Monday, Sep. 29, 1986
Bo's Going to Follow His Dream
By Tom Callahan
Every September, as the baseball and football seasons converge, newcomers arrive to begin inheriting a game, minor-league baseball players in buses, major college football players in limousines. If they have always been connected, this year they seem entwined.
The most prominent National Football League rookies -- Dallas Runner Herschel Walker and Buffalo Quarterback Jim Kelly -- have come from a kind of minor league, the dormant U.S.F.L. The preeminent college football player of 1985 -- Auburn's "Bo" Jackson -- has gone to baseball. If the football scouts are right about Jackson's being a "bigger and stronger O.J. Simpson," and the baseball scouts are right about his "Mantle-like speed and power" and "Clemente-like throwing arm," then both sports have been significantly affected by the small events of an Alabama childhood that led to this unlikely choice.
In his heart, the Heisman Trophy winner, the No. 1 pick of the N.F.L., was never a football player at all. "Really, I got into football from peer pressure. My mom never wanted me to play," says Jackson, who declined millions in Tampa Bay to accept hundreds of thousands in Kansas City. " 'I'm not having you all broke up and limping and sore,' she'd say. When I'd come home that way, she'd lock me out. I'd stay the night with friends."
The first organized sport Jackson attempted was baseball, an upset itself in Bessemer (near Birmingham), where he was sired by a steel man and grew up among ten children inspired by a hotel maid. "I played Little League for about two weeks before they decided I was too rough and moved me up to the Pony League. When I was supposed to be in the Pony League, I was playing in a men's semipro league. I never played with friends my own age." In the ninth grade, he took up football just to be a ninth-grader. "Baseball was more of a game," he thought from the first, "football more of a device, a challenge too, but mostly a responsibility."
Dichotomies abound in Vincent Edward Jackson, 23, nicknamed Bo for the resemblance he once bore to a boar. As a boy, Jackson was a bully with a gentle streak. At Auburn, he seemed as apt to persevere with a separated shoulder as to demur with a tender hamstring. "You wouldn't call him a gung- ho practice player," Coach Pat Dye recalls fondly. "I'm sure it was like work to him, but it never looked that way. Baseball thinks Rickey Henderson is fast. They're going to find out what speed is. Speed, size, grace, courage. He had everything you'd ever want in a football player."

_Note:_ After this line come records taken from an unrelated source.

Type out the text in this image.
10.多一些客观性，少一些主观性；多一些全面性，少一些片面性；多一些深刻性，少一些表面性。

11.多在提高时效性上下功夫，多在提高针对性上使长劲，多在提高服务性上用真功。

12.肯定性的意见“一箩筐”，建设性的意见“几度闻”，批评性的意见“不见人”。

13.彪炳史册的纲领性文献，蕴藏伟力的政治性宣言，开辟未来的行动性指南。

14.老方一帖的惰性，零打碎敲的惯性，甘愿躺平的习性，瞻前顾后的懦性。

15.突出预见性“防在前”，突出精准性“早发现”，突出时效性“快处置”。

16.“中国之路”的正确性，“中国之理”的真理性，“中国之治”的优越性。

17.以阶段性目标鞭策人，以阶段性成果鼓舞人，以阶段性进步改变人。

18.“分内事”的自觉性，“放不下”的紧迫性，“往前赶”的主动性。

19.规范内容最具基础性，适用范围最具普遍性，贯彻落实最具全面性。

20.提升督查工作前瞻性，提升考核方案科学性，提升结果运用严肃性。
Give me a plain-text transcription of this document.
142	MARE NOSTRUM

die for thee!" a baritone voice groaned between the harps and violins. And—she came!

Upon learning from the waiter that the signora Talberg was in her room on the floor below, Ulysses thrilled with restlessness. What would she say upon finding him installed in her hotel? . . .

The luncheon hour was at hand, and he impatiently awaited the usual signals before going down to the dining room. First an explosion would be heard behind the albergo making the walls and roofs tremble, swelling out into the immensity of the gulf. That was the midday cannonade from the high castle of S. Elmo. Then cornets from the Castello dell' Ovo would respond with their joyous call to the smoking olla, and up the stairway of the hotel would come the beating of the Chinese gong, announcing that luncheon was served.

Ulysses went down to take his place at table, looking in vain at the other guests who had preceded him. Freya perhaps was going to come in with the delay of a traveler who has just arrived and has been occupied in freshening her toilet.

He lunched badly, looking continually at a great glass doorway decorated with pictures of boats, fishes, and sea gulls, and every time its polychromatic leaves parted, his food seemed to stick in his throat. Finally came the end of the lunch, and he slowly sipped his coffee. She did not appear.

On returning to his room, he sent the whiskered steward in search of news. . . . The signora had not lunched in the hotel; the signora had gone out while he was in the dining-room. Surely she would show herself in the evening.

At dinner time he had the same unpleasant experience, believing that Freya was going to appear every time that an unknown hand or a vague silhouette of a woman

In speech, Jackson is full of Bo, given to admiring himself in the third person. Yet he stammers slightly. "But you can be a millionaire," college teammates urged him, "and live the dream." He told them, "Bo's going to follow his heart." Its first stop was Memphis, home of the Chicks, where hitters right out of the egg can begin striking a gingerly acquaintance with curve balls. After 45 at bats, the most famous rightfielder in all of Double A had four hits (.089). "I've always got off slow in baseball," he says. "That's the only sport I've ever got off slow in." Thereafter, Jackson batted .338, including one home run that measured at 554 ft.
Summoned by the Royals this month to debut against the last dangling shards of Steve Carlton, Jackson golfed a stupendous foul ball and then beat out a spare single to start his big-league career one for one. He says, "I'm blessed and thankful to be so quick." He struck out three times the next night, but neither sensation moved him. "I'm not the kind to say, 'Hey look, Steve Carlton, a Hall of Famer.' The only time I ever get that excited is the night before I'm going to go fishing or hunting." Within a few days, he was blithely enjoying two- and four-hit games, and by last week he was crashing home runs, including a 475-footer judged the longest (by 3 ft.) ever hit in Royals Stadium.
Second thoughts seem to have been written into his contract: Jackson is entitled to buy his way out of baseball and into football next July. "But I'm having too much fun for second thoughts," he says. "George Brett, Willie Wilson and Hal McRae rag me all day long." Since the football games have begun, he has been following the fortunes of contemporaries like the Los Angeles Raiders' naval attache Napoleon McCallum. But he feels no pangs. "I'm glad it's over and sad it's finished," Jackson says with a soft laugh. "I'll sit up in the stands later this year and watch them play. And I'll smile and say, 'That's the life you didn't choose.' "
The joy of any sport, he believes, is "just competing," reveling in "the sweet gifts of body and mind that thousands wish they had." He has decided that "the Lord is watching every move I make and making extra sure that I'm not misusing my talents." But he could use some help with the curve balls.